The promise and pitfalls of everyday artificial intelligence
Artificial intelligence is changing the way we think about authorship, art, and white collar work. It may be changing how we think, full stop.
As artificial intelligence, or machine learning, becomes more integrated into people’s everyday lives, it runs the risk of “replacing moral judgments, or by replacing practical judgments, or replacing everyday judgments,” Nir Eisikovits, professor of philosophy at the University of Massachusetts Boston, said this week on The Codcast.
“The basic point is making a judgment like, ‘Should somebody get a promotion? Should somebody get a mortgage?’ used to be something that a human being decided by weighing all kinds of particulars using their spidey sense or whatever,” Eisikovits said. “Increasingly, they’re made by machines, and if using your judgment is a little bit like going to the gym – it’s like a muscle … use it or lose it – then more and more we’re, in more and more contexts, not using it.”
Eisikovits founded the Applied Ethics Center at UMass Boston. Since the center opened in 2017, Eisikovits and his colleagues have been thinking about the impact of artificial intelligence on moral decision-making and its unique relationship to work and creativity.
Flashy fears about artificial intelligence are probably not the best targets for human hypervigilance, Eisikovits notes. “One important misconception is that we’re moving closer and closer to a sentient kind of Skynet AI that’s capable of generating its own intentions and finally becoming a robot overlord,” he said. “I think that’s not in the cards for the near future.”
“We admire great performances, because they represent the kind of giftedness that awes us,” Eisikovits said. “And in the case of technologically generated performance, our admiration moves from the giftedness to an engineer or to a pharmacist or to a lab person.
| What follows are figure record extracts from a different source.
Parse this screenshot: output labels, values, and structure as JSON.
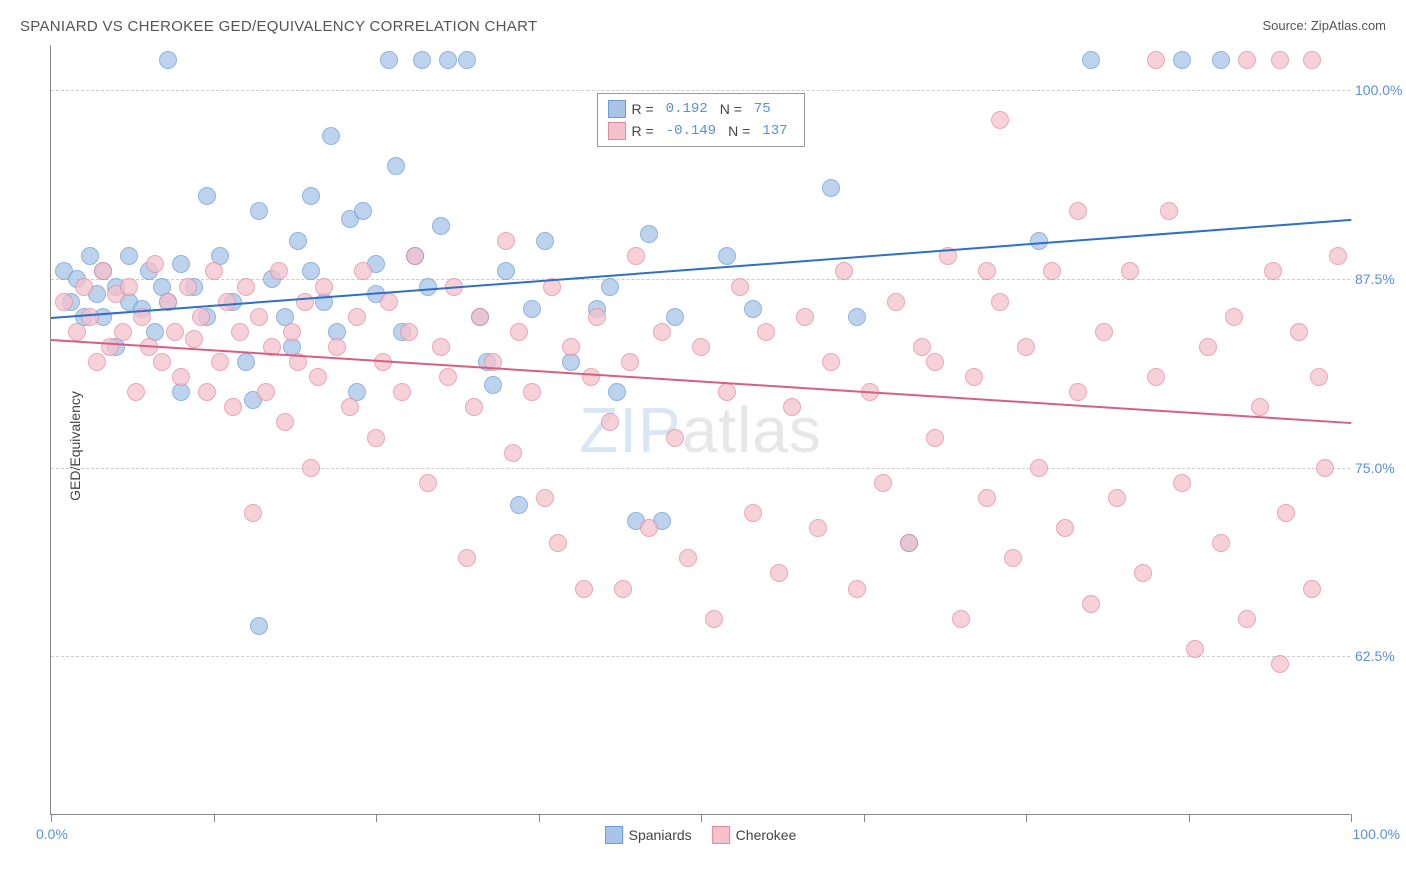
{
  "title": "SPANIARD VS CHEROKEE GED/EQUIVALENCY CORRELATION CHART",
  "source": "Source: ZipAtlas.com",
  "yaxis_label": "GED/Equivalency",
  "watermark_part1": "ZIP",
  "watermark_part2": "atlas",
  "xaxis": {
    "min": 0,
    "max": 100,
    "label_min": "0.0%",
    "label_max": "100.0%",
    "ticks": [
      0,
      12.5,
      25,
      37.5,
      50,
      62.5,
      75,
      87.5,
      100
    ]
  },
  "yaxis": {
    "min": 52,
    "max": 103,
    "gridlines": [
      62.5,
      75.0,
      87.5,
      100.0
    ],
    "labels": [
      "62.5%",
      "75.0%",
      "87.5%",
      "100.0%"
    ]
  },
  "series": [
    {
      "name": "Spaniards",
      "color_fill": "#a8c5e8",
      "color_stroke": "#6a9bd8",
      "line_color": "#2f6fc4",
      "r_value": "0.192",
      "n_value": "75",
      "trend": {
        "y_at_x0": 85.0,
        "y_at_x100": 91.5
      },
      "marker_radius": 9,
      "points": [
        [
          1,
          88
        ],
        [
          1.5,
          86
        ],
        [
          2,
          87.5
        ],
        [
          2.5,
          85
        ],
        [
          3,
          89
        ],
        [
          3.5,
          86.5
        ],
        [
          4,
          88
        ],
        [
          4,
          85
        ],
        [
          5,
          87
        ],
        [
          5,
          83
        ],
        [
          6,
          86
        ],
        [
          6,
          89
        ],
        [
          7,
          85.5
        ],
        [
          7.5,
          88
        ],
        [
          8,
          84
        ],
        [
          8.5,
          87
        ],
        [
          9,
          86
        ],
        [
          9,
          102
        ],
        [
          10,
          88.5
        ],
        [
          10,
          80
        ],
        [
          11,
          87
        ],
        [
          12,
          85
        ],
        [
          12,
          93
        ],
        [
          13,
          89
        ],
        [
          14,
          86
        ],
        [
          15,
          82
        ],
        [
          15.5,
          79.5
        ],
        [
          16,
          92
        ],
        [
          16,
          64.5
        ],
        [
          17,
          87.5
        ],
        [
          18,
          85
        ],
        [
          18.5,
          83
        ],
        [
          19,
          90
        ],
        [
          20,
          88
        ],
        [
          20,
          93
        ],
        [
          21,
          86
        ],
        [
          21.5,
          97
        ],
        [
          22,
          84
        ],
        [
          23,
          91.5
        ],
        [
          23.5,
          80
        ],
        [
          24,
          92
        ],
        [
          25,
          86.5
        ],
        [
          25,
          88.5
        ],
        [
          26,
          102
        ],
        [
          26.5,
          95
        ],
        [
          27,
          84
        ],
        [
          28,
          89
        ],
        [
          28.5,
          102
        ],
        [
          29,
          87
        ],
        [
          30,
          91
        ],
        [
          30.5,
          102
        ],
        [
          32,
          102
        ],
        [
          33,
          85
        ],
        [
          33.5,
          82
        ],
        [
          34,
          80.5
        ],
        [
          35,
          88
        ],
        [
          36,
          72.5
        ],
        [
          37,
          85.5
        ],
        [
          38,
          90
        ],
        [
          40,
          82
        ],
        [
          42,
          85.5
        ],
        [
          43,
          87
        ],
        [
          43.5,
          80
        ],
        [
          45,
          71.5
        ],
        [
          46,
          90.5
        ],
        [
          47,
          71.5
        ],
        [
          48,
          85
        ],
        [
          52,
          89
        ],
        [
          54,
          85.5
        ],
        [
          60,
          93.5
        ],
        [
          62,
          85
        ],
        [
          66,
          70
        ],
        [
          76,
          90
        ],
        [
          80,
          102
        ],
        [
          87,
          102
        ],
        [
          90,
          102
        ]
      ]
    },
    {
      "name": "Cherokee",
      "color_fill": "#f4c2cd",
      "color_stroke": "#e38ba0",
      "line_color": "#d65f82",
      "r_value": "-0.149",
      "n_value": "137",
      "trend": {
        "y_at_x0": 83.5,
        "y_at_x100": 78.0
      },
      "marker_radius": 9,
      "points": [
        [
          1,
          86
        ],
        [
          2,
          84
        ],
        [
          2.5,
          87
        ],
        [
          3,
          85
        ],
        [
          3.5,
          82
        ],
        [
          4,
          88
        ],
        [
          4.5,
          83
        ],
        [
          5,
          86.5
        ],
        [
          5.5,
          84
        ],
        [
          6,
          87
        ],
        [
          6.5,
          80
        ],
        [
          7,
          85
        ],
        [
          7.5,
          83
        ],
        [
          8,
          88.5
        ],
        [
          8.5,
          82
        ],
        [
          9,
          86
        ],
        [
          9.5,
          84
        ],
        [
          10,
          81
        ],
        [
          10.5,
          87
        ],
        [
          11,
          83.5
        ],
        [
          11.5,
          85
        ],
        [
          12,
          80
        ],
        [
          12.5,
          88
        ],
        [
          13,
          82
        ],
        [
          13.5,
          86
        ],
        [
          14,
          79
        ],
        [
          14.5,
          84
        ],
        [
          15,
          87
        ],
        [
          15.5,
          72
        ],
        [
          16,
          85
        ],
        [
          16.5,
          80
        ],
        [
          17,
          83
        ],
        [
          17.5,
          88
        ],
        [
          18,
          78
        ],
        [
          18.5,
          84
        ],
        [
          19,
          82
        ],
        [
          19.5,
          86
        ],
        [
          20,
          75
        ],
        [
          20.5,
          81
        ],
        [
          21,
          87
        ],
        [
          22,
          83
        ],
        [
          23,
          79
        ],
        [
          23.5,
          85
        ],
        [
          24,
          88
        ],
        [
          25,
          77
        ],
        [
          25.5,
          82
        ],
        [
          26,
          86
        ],
        [
          27,
          80
        ],
        [
          27.5,
          84
        ],
        [
          28,
          89
        ],
        [
          29,
          74
        ],
        [
          30,
          83
        ],
        [
          30.5,
          81
        ],
        [
          31,
          87
        ],
        [
          32,
          69
        ],
        [
          32.5,
          79
        ],
        [
          33,
          85
        ],
        [
          34,
          82
        ],
        [
          35,
          90
        ],
        [
          35.5,
          76
        ],
        [
          36,
          84
        ],
        [
          37,
          80
        ],
        [
          38,
          73
        ],
        [
          38.5,
          87
        ],
        [
          39,
          70
        ],
        [
          40,
          83
        ],
        [
          41,
          67
        ],
        [
          41.5,
          81
        ],
        [
          42,
          85
        ],
        [
          43,
          78
        ],
        [
          44,
          67
        ],
        [
          44.5,
          82
        ],
        [
          45,
          89
        ],
        [
          46,
          71
        ],
        [
          47,
          84
        ],
        [
          48,
          77
        ],
        [
          49,
          69
        ],
        [
          50,
          83
        ],
        [
          51,
          65
        ],
        [
          52,
          80
        ],
        [
          53,
          87
        ],
        [
          54,
          72
        ],
        [
          55,
          84
        ],
        [
          56,
          68
        ],
        [
          57,
          79
        ],
        [
          58,
          85
        ],
        [
          59,
          71
        ],
        [
          60,
          82
        ],
        [
          61,
          88
        ],
        [
          62,
          67
        ],
        [
          63,
          80
        ],
        [
          64,
          74
        ],
        [
          65,
          86
        ],
        [
          66,
          70
        ],
        [
          67,
          83
        ],
        [
          68,
          77
        ],
        [
          69,
          89
        ],
        [
          70,
          65
        ],
        [
          71,
          81
        ],
        [
          72,
          73
        ],
        [
          73,
          86
        ],
        [
          73,
          98
        ],
        [
          74,
          69
        ],
        [
          75,
          83
        ],
        [
          76,
          75
        ],
        [
          77,
          88
        ],
        [
          78,
          71
        ],
        [
          79,
          80
        ],
        [
          80,
          66
        ],
        [
          81,
          84
        ],
        [
          82,
          73
        ],
        [
          83,
          88
        ],
        [
          84,
          68
        ],
        [
          85,
          81
        ],
        [
          86,
          92
        ],
        [
          87,
          74
        ],
        [
          88,
          63
        ],
        [
          89,
          83
        ],
        [
          90,
          70
        ],
        [
          91,
          85
        ],
        [
          92,
          65
        ],
        [
          93,
          79
        ],
        [
          94,
          88
        ],
        [
          94.5,
          62
        ],
        [
          95,
          72
        ],
        [
          96,
          84
        ],
        [
          97,
          67
        ],
        [
          97.5,
          81
        ],
        [
          98,
          75
        ],
        [
          99,
          89
        ],
        [
          92,
          102
        ],
        [
          94.5,
          102
        ],
        [
          97,
          102
        ],
        [
          85,
          102
        ],
        [
          79,
          92
        ],
        [
          72,
          88
        ],
        [
          68,
          82
        ]
      ]
    }
  ],
  "legend_bottom": [
    {
      "label": "Spaniards",
      "fill": "#a8c5e8",
      "stroke": "#6a9bd8"
    },
    {
      "label": "Cherokee",
      "fill": "#f4c2cd",
      "stroke": "#e38ba0"
    }
  ]
}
And it’s not clear what art can still do for you under those conditions.”
There are some upsides to better machine learning, in theory. A person’s “spidey sense” could boil down to personal bias that a more fair machine learning system could counteract. On the other hand, the bias of a programmer or the pools of data that machines are trained to sort through could fundamentally taint the outcome.
Famously, Eisikovits recalled, facial recognition technologies were better at recognizing light-skinned faces than dark-skinned faces because the data used to train the programs used more White people.
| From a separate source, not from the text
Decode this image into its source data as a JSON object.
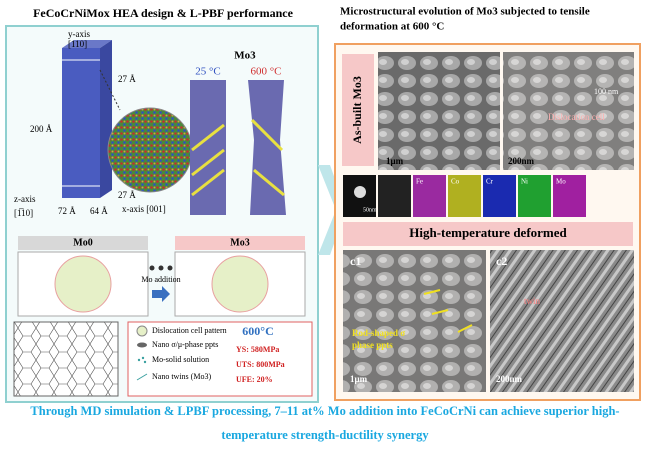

“Importantly, if there’s enough political will, and commercial pressure, and both, then those biases can be fixed, just like Microsoft fixed its facial recognition software in response to pressure,” he said. “So in some way, I think the extension-of-bias question is a big question. It’s important. But it can be addressed. What I think can’t be addressed, or is much harder to address, has to do with the loss of capacity from this replacing us in some basic functions.”
Every new technology is met with a level of agonized fretting about replacing human beings in some essential way, Eisikovits said. The invention of writing displaced oral storytelling traditions in much of the world. Industrial machinery could accomplish intense physical tasks beyond the human body’s potential.
Artificial intelligence’s capacity to replace workers is similar to industrial machinery in that it can perform labor-intensive, low-skill work more efficiently – reviewing large amounts of documents in legal or medical fields, for instance.
It ties into a broader conversation about the nature of work and fulfillment. Is there an inherent value to making a human being pore through tens of thousands of pages, or summarize stock briefings, or pull together a basic marketing deck? CommonWealth last month considered the rise of the four-day work week, which proponents assert gives employees more time for their personal lives while counterintuitively getting the same amount of work done as they might in a five-day work week.
“What seems to be happening is rather than jobs being replaced wholesale, parts of jobs are being replaced,” Eisikovits said. “So people’s job definitions are changing. I think there’s no way around that, meaning that sooner or later, you’ll need fewer people to generate the same kind of productivity.”